Kembali pada Sistem Islam, Solusi Memanusiakan Manusia
Islam sebagai sebuah sistem, memiliki aturan yang lengkap dan paripurna. Sesungguhnya Allah menurunkan risalah berupa Al-Qur’an untuk menuntun manusia. Saat dijadikan petunjuk hidup maka manusia akan hidup dalam ketenteraman. Allah SWT berfirman dalam surah Al-Isra ayat 9:
إِنَّ هَٰذَا الْقُرْآنَ يَهْدِي لِلَّتِي هِيَ أَقْوَمُ وَيُبَشِّرُ الْمُؤْمِنِينَ الَّذِينَ يَعْمَلُونَ الصَّالِحَاتِ أَنَّ لَهُمْ أَجْرًا كَبِيرًا
“Sungguh Al-Qur’an ini memberikan petunjuk ke jalan yang lebih lurus dan memberikan kabar gembira kepada kaum mukmin yang mengerjakan amal shalih bahwa bagi mereka ada pahala yang besar.” (QS Al-Isra’ [17]: 9)
Al-Qur’an merupakan penjelas segala sesuatu. Wajib menjadikannya sebagai pedoman dalam kehidupan bermasyarakat dan bernegara. Sebagaimana firman Allah SWT:
وَنَزَّلْنَا عَلَيْكَ الْكِتَابَ تِبْيَانًا لِّكُلِّ شَيْءٍ وَهُدًى وَرَحْمَةً وَبُشْرَىٰ لِلْمُسْلِمِينَ
“Kami menurunkan kepada engkau Al-Kitab (Al-Qur’an) sebagai penjelas segala sesuatu, petunjuk, rahmat, dan kabar gembira bagi orang-orang yang berserah diri.” (QS An-Nahl [16]: 89)
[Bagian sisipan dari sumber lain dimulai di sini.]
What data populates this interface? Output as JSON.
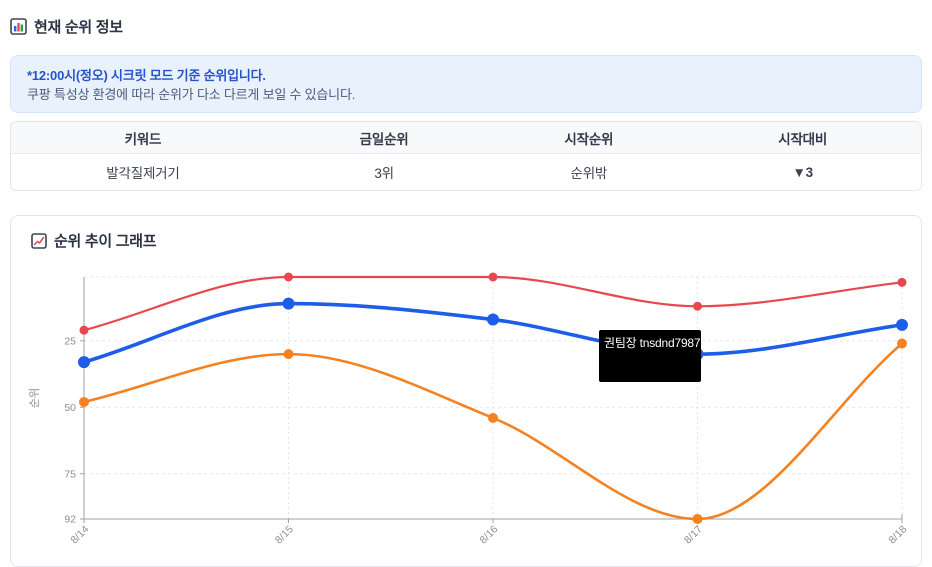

Seperangkat aturan Islam yang komplit akan membawa keadilan saat diterapkan. Distribusi kekayaan akan merata. Pelayanan negara pada rakyat akan menjamin kesejahteraan. Tak akan ada penguasa yang zalim, karena syariat Islam begitu mengecamnya. Kesempitan hidup berganti kelapangan.
ٱلَّذِينَ ءَامَنُوا۟ وَتَطْمَئِنُّ قُلُوبُهُم بِذِكْرِ ٱللَّهِ ۗ أَلَا بِذِكْرِ ٱللَّهِ تَطْمَئِنُّ ٱلْقُلُوبُ
“(Yaitu) orang-orang yang beriman dan hati mereka menjadi tenteram dengan mengingat Allah. Ingatlah, hanya dengan mengingati Allah-lah hati menjadi tenteram.” (QS Ar Ra’du: 28)
Ketakwaan individu-rakyat akan menjadi perhatian khusus negara. Maka tidak akan ditemui stres sosial. Selain itu penjagaan negara dengan syariat Islam terhadap pergaulan rakyatnya akan menjaga umat dari pemenuhan naluri seksual yang tidak halal. Alhasil, manusia akan kembali pada fitrah kasih sayangnya.
Untuk mengakhiri kekerasan yang tidak manusiawi dibutuhkan ketakwaan individu, masyarakat, dan negara (penguasa) yang dibuktikan dengan penerapan syariat Islam secara kaffah. Individu yang bertakwa akan mampu mengendalikan emosi sesuai tuntunan syariat Islam. Masyarakat yang bertakwa akan aktif beramar makruf nahi mungkar dan peduli dengan lingkungan sekitar. Pun negara yang bertakwa akan mengatur kehidupan bernegara sesuai dengan syariat Islam. Inilah jaminan terwujudnya kehidupan yang baldatun thayyibatun wa rabbun ghafur.